Moscou a gagné la Crimée mais perdu l’Ukraine. Le bilan de la guerre non déclarée que la Russie a menée chez son voisin ukrainien est paradoxal. Kiev a fait deux révolutions pour gagner sa pleine indépendance et se libérer une fois pour toutes de la tutelle de Moscou. Le Kremlin devait réagir. Mais comment? Au lieu de négocier un partenariat qui aurait maintenu l’Ukraine dans sa sphère d’influence, par ses actions militaires, Vladimir Poutine a fait grandir un patriotisme encore naissant en Ukraine. Désormais, il est pour les Ukrainiens la cause de tous les maux.
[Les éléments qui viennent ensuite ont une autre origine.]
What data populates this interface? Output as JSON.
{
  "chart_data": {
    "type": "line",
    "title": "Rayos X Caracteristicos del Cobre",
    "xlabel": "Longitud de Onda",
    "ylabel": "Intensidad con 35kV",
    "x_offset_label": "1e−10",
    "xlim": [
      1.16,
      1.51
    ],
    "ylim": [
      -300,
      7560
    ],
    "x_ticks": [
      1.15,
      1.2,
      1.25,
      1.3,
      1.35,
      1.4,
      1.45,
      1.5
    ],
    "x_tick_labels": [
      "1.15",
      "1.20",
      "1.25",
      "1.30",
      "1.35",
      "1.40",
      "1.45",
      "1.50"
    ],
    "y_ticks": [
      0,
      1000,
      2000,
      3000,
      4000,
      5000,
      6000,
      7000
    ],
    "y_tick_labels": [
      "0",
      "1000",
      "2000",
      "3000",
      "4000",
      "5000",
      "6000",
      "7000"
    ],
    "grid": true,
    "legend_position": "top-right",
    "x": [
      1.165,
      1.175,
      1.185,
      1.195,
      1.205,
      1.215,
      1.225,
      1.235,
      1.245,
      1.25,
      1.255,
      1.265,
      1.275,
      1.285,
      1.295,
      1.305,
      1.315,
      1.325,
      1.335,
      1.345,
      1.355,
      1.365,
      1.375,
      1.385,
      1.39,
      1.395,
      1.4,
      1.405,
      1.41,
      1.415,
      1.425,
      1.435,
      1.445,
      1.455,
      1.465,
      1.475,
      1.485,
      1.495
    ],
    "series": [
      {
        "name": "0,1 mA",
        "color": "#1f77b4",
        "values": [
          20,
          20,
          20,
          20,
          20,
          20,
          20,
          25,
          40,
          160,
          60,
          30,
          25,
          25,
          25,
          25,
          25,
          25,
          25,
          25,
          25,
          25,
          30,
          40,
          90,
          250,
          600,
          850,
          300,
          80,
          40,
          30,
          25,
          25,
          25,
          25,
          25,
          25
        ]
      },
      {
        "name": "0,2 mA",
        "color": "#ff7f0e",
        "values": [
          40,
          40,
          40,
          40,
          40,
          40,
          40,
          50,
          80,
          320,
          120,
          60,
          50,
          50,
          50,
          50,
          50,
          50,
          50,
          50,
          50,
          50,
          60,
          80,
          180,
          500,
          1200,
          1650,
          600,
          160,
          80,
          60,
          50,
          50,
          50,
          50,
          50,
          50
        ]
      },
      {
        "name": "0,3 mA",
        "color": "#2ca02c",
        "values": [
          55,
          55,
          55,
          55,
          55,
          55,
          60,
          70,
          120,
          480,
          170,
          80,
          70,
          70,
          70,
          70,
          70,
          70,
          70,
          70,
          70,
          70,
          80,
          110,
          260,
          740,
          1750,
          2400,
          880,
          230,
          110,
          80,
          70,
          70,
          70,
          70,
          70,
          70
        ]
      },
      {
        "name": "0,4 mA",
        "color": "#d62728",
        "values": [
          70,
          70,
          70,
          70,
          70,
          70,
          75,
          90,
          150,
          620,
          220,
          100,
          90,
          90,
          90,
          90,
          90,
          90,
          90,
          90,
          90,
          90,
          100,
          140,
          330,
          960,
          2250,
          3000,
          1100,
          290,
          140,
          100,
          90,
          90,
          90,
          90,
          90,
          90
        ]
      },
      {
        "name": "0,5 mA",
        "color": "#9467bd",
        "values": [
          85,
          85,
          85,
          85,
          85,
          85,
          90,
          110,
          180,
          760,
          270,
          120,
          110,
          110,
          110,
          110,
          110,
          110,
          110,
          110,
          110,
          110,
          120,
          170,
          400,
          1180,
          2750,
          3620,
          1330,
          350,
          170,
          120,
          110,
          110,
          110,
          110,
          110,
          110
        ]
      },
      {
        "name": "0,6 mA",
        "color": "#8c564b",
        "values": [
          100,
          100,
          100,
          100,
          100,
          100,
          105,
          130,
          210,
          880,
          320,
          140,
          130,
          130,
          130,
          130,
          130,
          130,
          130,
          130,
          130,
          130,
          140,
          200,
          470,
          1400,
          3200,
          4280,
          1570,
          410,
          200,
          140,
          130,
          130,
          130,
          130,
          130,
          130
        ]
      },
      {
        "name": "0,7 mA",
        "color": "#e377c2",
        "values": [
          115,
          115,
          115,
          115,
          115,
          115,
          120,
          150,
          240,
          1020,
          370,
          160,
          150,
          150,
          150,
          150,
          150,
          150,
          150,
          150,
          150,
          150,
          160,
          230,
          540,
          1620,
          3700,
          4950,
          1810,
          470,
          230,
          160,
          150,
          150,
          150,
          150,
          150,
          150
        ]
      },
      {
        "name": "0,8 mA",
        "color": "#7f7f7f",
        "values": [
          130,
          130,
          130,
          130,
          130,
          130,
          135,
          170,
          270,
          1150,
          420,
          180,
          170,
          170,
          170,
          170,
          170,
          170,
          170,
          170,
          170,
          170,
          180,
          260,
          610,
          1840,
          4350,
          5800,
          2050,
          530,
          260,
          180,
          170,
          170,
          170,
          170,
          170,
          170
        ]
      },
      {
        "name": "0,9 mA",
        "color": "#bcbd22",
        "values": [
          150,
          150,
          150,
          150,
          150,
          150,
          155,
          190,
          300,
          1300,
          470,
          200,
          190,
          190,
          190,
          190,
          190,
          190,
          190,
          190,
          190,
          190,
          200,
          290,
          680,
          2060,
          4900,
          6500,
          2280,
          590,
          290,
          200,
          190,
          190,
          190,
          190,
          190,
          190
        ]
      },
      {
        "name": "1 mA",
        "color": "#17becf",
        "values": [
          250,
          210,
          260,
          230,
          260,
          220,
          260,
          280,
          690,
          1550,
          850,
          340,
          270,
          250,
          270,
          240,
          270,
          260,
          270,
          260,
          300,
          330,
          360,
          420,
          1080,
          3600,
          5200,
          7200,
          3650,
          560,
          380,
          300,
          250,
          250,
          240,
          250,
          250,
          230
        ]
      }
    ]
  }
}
Après la prise de l’aéroport de Simferopol par des troupes sans insigne, le Conseil de la Fédération de Russie autorisait le déploiement de troupes russes dans la péninsule. L’importance stratégique de la base militaire de Sébastopol sur la mer Noire et une aspiration des populations locales à rejoindre la «mère patrie» justifiaient l’opération. En mars, le parlement de Crimée réclamait l’annexion, puis déclarait l’indépendance. Le résultat du référendum organisé dans un climat lourd légitimait définitivement le processus de rattachement à la Russie qui aurait pris quelques semaines.
Menée tambours battants par Vladimir Poutine, cette annexion a fait souffler un vent froid dans tous les pays voisins de la Russie. Et particulièrement chez ceux qui comptent une minorité russophone. Le maître du Kremlin s’était d’ailleurs posé explicitement en protecteur des minorités russes de l’étranger, inquiétant même son partenaire et vieux dictateur biélorusse, Alexandre Loukachenko.
Le soutien militaire aux séparatistes du Donbass dans l’est de l’Ukraine – où l’attachement à l’Ukraine dans la population est plus fort qu’en Crimée – n’a fait qu’amplifier les craintes des jeunes démocraties de l’Est. Dans les pays Baltes, en Pologne et jusqu’en Roumanie, l’annexion de la Crimée provoquait une demande de réassurance de la part de l’OTAN.
Malgré la fin de la guerre froide et la coopération qui s’était mise en place entre l’Alliance atlantique et la Russie, la logique des blocs est réapparue à la suite de cette annexion par la force. Le régime de sanctions mis en place par Washington et Bruxelles a touché les oligarques proches du Kremlin, que Poutine doit ménager pour s’assurer leur soutien. La Crimée, qui souffrait déjà de la fin des approvisionnements par terre, en provenance d’Ukraine, vient d’être frappée à son tour par des restrictions d’échanges imposées par l’Union européenne.
La semaine dernière, le Polonais Donald Tusk, nouveau président du Conseil européen, a appelé à une «stratégie adéquate et solide, à la fois ferme et responsable» vis-à-vis de la Russie. Avec la baisse du prix du pétrole et une chute du rouble – qui a perdu 42% de sa valeur depuis le début de l’année – Poutine pourrait revoir sa politique en Ukraine. La Crimée restera dans le giron. Mais à quel prix!